The Cary News
- The March 18, 2012 front page of The Cary News
- Type: Semi-weekly newspaper
- Format: Broadsheet
- Owner: The McClatchy Company
- Ceased publication: 2018
- Headquarters: 1100 Situs Court, Suite 100 Raleigh, North Carolina 27601 United States
- Circulation: 50,000 Daily
- Price: free
- Website: carynews.com

= The Cary News =

Defunct newspaper in North Carolina

The Cary News was a local newspaper in Cary, North Carolina. It was established in 1969. Originally an independent newspaper, it was eventually purchased by The News & Observer.

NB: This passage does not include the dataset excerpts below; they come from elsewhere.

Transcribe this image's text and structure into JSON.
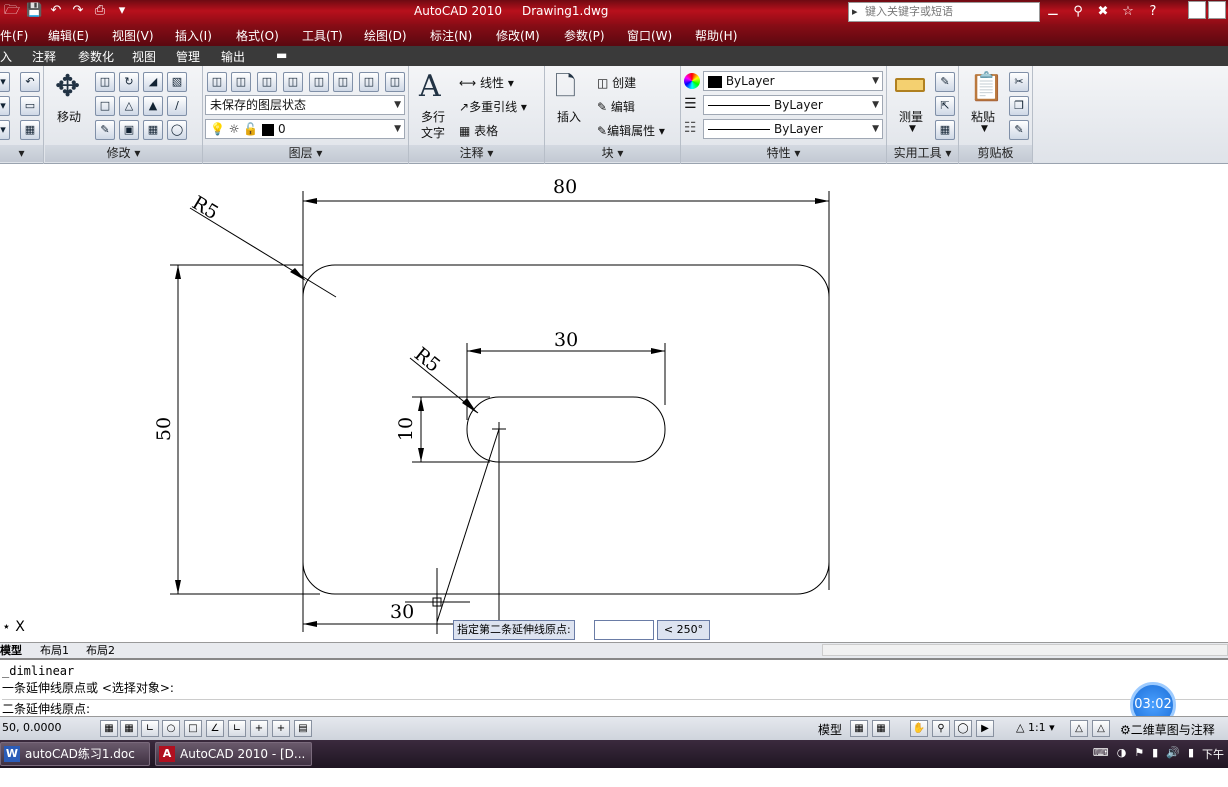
{
  "titlebar": {
    "app_title": "AutoCAD 2010",
    "doc_title": "Drawing1.dwg",
    "search_placeholder": "键入关键字或短语",
    "quick_access": [
      "open-icon",
      "save-icon",
      "undo-icon",
      "redo-icon",
      "plot-icon",
      "dropdown-icon"
    ]
  },
  "menubar": {
    "items": [
      "件(F)",
      "编辑(E)",
      "视图(V)",
      "插入(I)",
      "格式(O)",
      "工具(T)",
      "绘图(D)",
      "标注(N)",
      "修改(M)",
      "参数(P)",
      "窗口(W)",
      "帮助(H)"
    ]
  },
  "tabs": {
    "items": [
      "入",
      "注释",
      "参数化",
      "视图",
      "管理",
      "输出"
    ]
  },
  "ribbon": {
    "modify": {
      "label": "修改",
      "move": "移动"
    },
    "layers": {
      "label": "图层",
      "state": "未保存的图层状态",
      "current": "0"
    },
    "annotation": {
      "label": "注释",
      "mtext": "多行",
      "mtext2": "文字",
      "linear": "线性",
      "mleader": "多重引线",
      "table": "表格"
    },
    "block": {
      "label": "块",
      "insert": "插入",
      "create": "创建",
      "edit": "编辑",
      "edit_attr": "编辑属性"
    },
    "properties": {
      "label": "特性",
      "color": "ByLayer",
      "linetype": "ByLayer",
      "lineweight": "ByLayer"
    },
    "utilities": {
      "label": "实用工具",
      "measure": "测量"
    },
    "clipboard": {
      "label": "剪贴板",
      "paste": "粘贴"
    }
  },
  "drawing": {
    "dim_width": "80",
    "dim_height": "50",
    "dim_slot_len": "30",
    "dim_slot_h": "10",
    "dim_offset": "30",
    "radius_outer": "R5",
    "radius_slot": "R5",
    "ucs_x": "X"
  },
  "dynamic_input": {
    "prompt": "指定第二条延伸线原点:",
    "value": "",
    "angle": "< 250°"
  },
  "layout_tabs": [
    "模型",
    "布局1",
    "布局2"
  ],
  "command": {
    "line1": "_dimlinear",
    "line2": "一条延伸线原点或 <选择对象>:",
    "line3": "二条延伸线原点:"
  },
  "timer": "03:02",
  "statusbar": {
    "coords": "50, 0.0000",
    "model": "模型",
    "scale": "1:1",
    "workspace": "二维草图与注释"
  },
  "taskbar": {
    "items": [
      {
        "icon": "W",
        "label": "autoCAD练习1.doc ..."
      },
      {
        "icon": "A",
        "label": "AutoCAD 2010 - [D..."
      }
    ],
    "clock": "下午"
  }
}
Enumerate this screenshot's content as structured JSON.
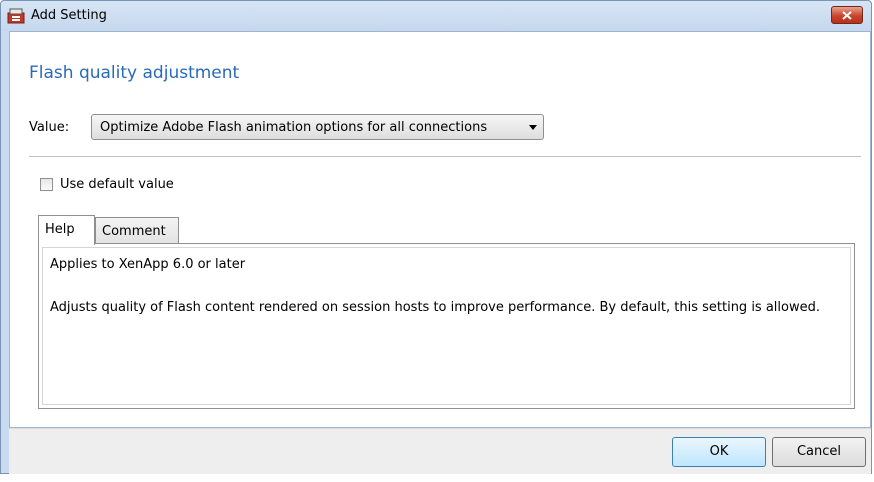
{
  "window": {
    "title": "Add Setting",
    "app_icon": "citrix-policy-icon",
    "close_icon": "close-icon"
  },
  "main": {
    "heading": "Flash quality adjustment",
    "value_label": "Value:",
    "value_selected": "Optimize Adobe Flash animation options for all connections",
    "use_default_label": "Use default value",
    "use_default_checked": false
  },
  "tabs": [
    {
      "label": "Help",
      "active": true
    },
    {
      "label": "Comment",
      "active": false
    }
  ],
  "help": {
    "applies_to": "Applies to XenApp 6.0 or later",
    "description": "Adjusts quality of Flash content rendered on session hosts to improve performance.  By default, this setting is allowed."
  },
  "footer": {
    "ok_label": "OK",
    "cancel_label": "Cancel"
  },
  "colors": {
    "heading": "#2a6ab8",
    "titlebar": "#c5d8ee",
    "close_button": "#c8452c"
  }
}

It was published twice weekly and freely distributed for free to residents of Cary, North Carolina and Morrisville, North Carolina. In 2011, The Cary News won four awards from the North Carolina Press Association in the large community newspaper category for news reporting, sports columns, appearance and design, and photography. In 2009, the paper won for sports columns, features, and coverage as well as an award for multimedia. In 2008, the paper won awards from the NCPA for multimedia project, sports columns, sports coverage, and the website.

However, it eventually became an insert in The News & Observer rather than a stand-alone publication. In June 2017, The Cary News and the other nine community newspapers owned by The News & Observer were refocused on food, dining, and general area news rather than community-specific reporting. As of January 2018, the community newspapers were no longer being published.